On this occasion with the mild light wind, the conversation adjusts to one of interactive mutual interest. The topic is fishing.. This improved topic activates passion, even if at points the vastness of trophy fish landed most certainly appeared to be expanded.

This newer agent notices how swiftly the chitchat among the two flows back & forth. Maybe securing the respect of the potential purchaser to approve of you is much more gainful than fighting disputes? Perhaps confidence evolves into being as potent as facts and results?

Closely after comes a move surprising the agent, similar to a creepy cockroach unveiled to a spotlight. The older senior citizen pulls from inside his wallet a picture of his individual grandchild. Next gently nudging the sales agent he asks,¬†“Will you tell me of the final expense life insurance?”

The company agent holds to his very greedy wants only,. Not at any time does he inform the senior that the final expense life insurance coverage will absolutely be turned down. Still, much like a crafty rat in an infested attic, he scurries finding the insurance application.

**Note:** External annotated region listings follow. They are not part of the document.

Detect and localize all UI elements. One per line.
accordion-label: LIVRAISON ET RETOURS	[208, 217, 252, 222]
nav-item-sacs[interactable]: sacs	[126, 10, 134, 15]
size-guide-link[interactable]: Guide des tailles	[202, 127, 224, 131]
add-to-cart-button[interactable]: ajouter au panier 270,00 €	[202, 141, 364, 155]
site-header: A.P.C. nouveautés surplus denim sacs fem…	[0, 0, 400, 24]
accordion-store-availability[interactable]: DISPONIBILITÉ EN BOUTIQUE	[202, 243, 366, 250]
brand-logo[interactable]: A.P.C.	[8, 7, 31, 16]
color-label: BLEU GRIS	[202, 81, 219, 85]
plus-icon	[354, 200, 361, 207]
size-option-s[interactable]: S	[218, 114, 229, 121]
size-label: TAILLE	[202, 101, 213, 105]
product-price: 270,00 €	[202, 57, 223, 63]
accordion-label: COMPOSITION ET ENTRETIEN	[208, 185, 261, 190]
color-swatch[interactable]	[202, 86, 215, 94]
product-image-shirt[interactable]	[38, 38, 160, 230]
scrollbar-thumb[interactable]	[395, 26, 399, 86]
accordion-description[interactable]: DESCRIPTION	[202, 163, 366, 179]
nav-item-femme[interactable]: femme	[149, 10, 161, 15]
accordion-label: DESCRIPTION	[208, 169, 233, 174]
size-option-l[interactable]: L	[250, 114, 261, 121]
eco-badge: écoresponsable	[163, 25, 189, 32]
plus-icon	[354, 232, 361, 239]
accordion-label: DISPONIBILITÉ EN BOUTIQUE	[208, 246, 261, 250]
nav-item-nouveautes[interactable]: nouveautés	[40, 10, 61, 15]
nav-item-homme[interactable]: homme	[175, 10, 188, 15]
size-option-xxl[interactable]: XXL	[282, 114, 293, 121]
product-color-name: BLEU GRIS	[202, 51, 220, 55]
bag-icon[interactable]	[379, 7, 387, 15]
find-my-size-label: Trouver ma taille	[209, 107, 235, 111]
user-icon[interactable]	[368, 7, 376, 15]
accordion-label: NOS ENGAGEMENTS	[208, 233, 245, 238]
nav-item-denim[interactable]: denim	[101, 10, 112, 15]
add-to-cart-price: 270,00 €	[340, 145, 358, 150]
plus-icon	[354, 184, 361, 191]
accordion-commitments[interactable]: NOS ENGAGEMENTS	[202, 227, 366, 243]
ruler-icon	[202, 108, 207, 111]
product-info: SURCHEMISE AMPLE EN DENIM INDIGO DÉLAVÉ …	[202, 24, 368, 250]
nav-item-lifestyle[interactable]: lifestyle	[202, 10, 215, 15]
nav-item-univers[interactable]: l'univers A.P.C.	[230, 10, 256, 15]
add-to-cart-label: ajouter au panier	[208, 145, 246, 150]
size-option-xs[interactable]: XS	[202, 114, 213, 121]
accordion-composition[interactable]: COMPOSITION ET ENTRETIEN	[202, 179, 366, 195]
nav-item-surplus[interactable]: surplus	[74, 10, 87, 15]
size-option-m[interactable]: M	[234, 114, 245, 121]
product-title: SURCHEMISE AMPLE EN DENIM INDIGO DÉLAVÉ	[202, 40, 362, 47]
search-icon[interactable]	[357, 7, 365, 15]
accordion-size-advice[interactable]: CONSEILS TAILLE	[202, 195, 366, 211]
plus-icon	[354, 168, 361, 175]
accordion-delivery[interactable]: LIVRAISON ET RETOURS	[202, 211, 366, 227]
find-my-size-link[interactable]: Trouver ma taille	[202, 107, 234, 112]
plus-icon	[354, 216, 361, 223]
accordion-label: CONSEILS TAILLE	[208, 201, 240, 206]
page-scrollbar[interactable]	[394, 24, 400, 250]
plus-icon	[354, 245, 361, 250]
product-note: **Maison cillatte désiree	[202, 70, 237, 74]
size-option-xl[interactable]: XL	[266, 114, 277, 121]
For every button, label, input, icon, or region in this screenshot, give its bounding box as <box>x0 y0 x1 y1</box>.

The good man even asks for being insured for the greatest amount. Not even finishing the all-important paperwork form, the trustworthy big-bellied new buyer goes into a far end passageway. Reappearing, his fist is skintight encircling a roll of cash.

Close to drooling, the agent needs this newest purchaser to merely sign the policy application. Arriving at the office later, the agent knows the final expense life insurance application is not truly guaranteed issue. Quickly he makes an unusual decision. The sales agent, very low on funds, decides to swindle the $700.00 and destroy the application form.

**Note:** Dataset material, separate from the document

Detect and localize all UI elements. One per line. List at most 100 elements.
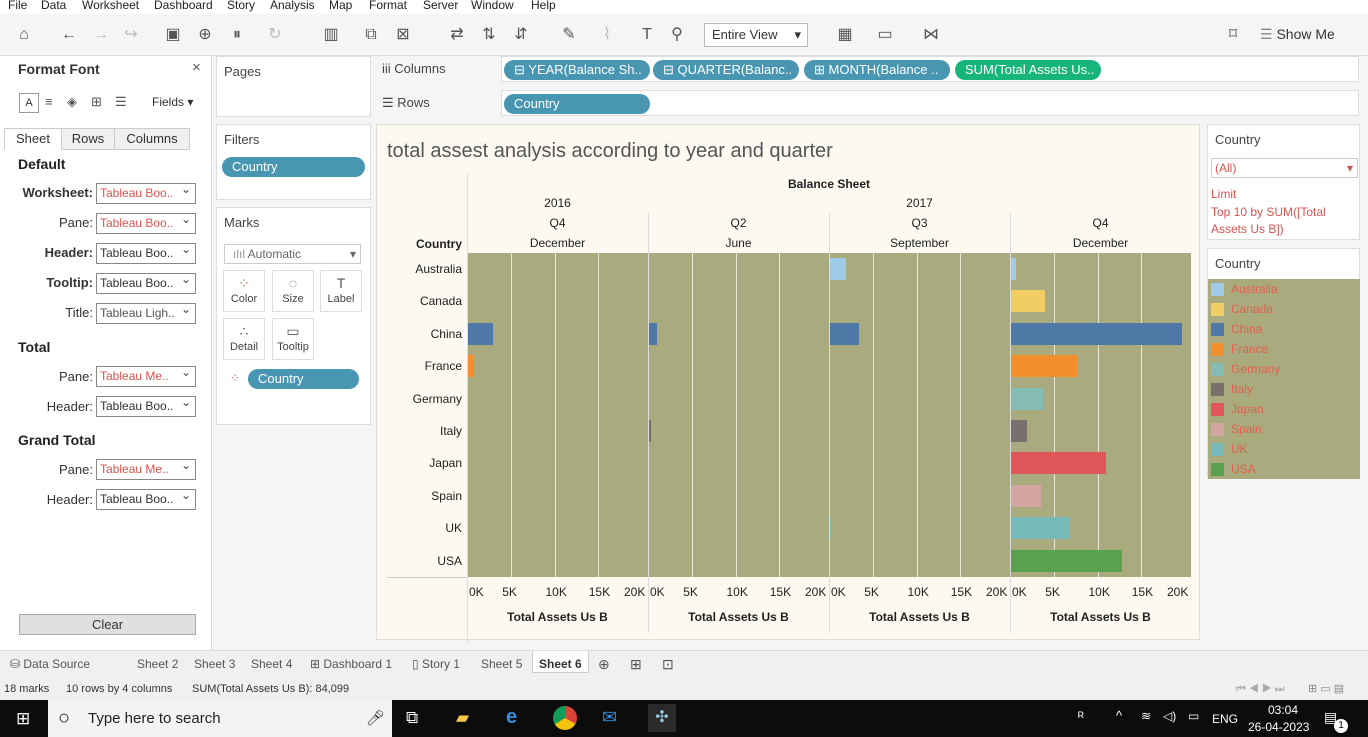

Two years later to the day, the senior has his bright light turn to final darkness. After the burial and coupled with grief, the grandchild finds he does not receive one dime.

Case shut… but not completely. That precise identical time, a young chronic drunk rams through the metal barrier aside a hill. Someone with identity comparable to the former agent’s likeness is at once being engulfed in glowing flames. After his instant cremation, no life insurance coverage is ever located.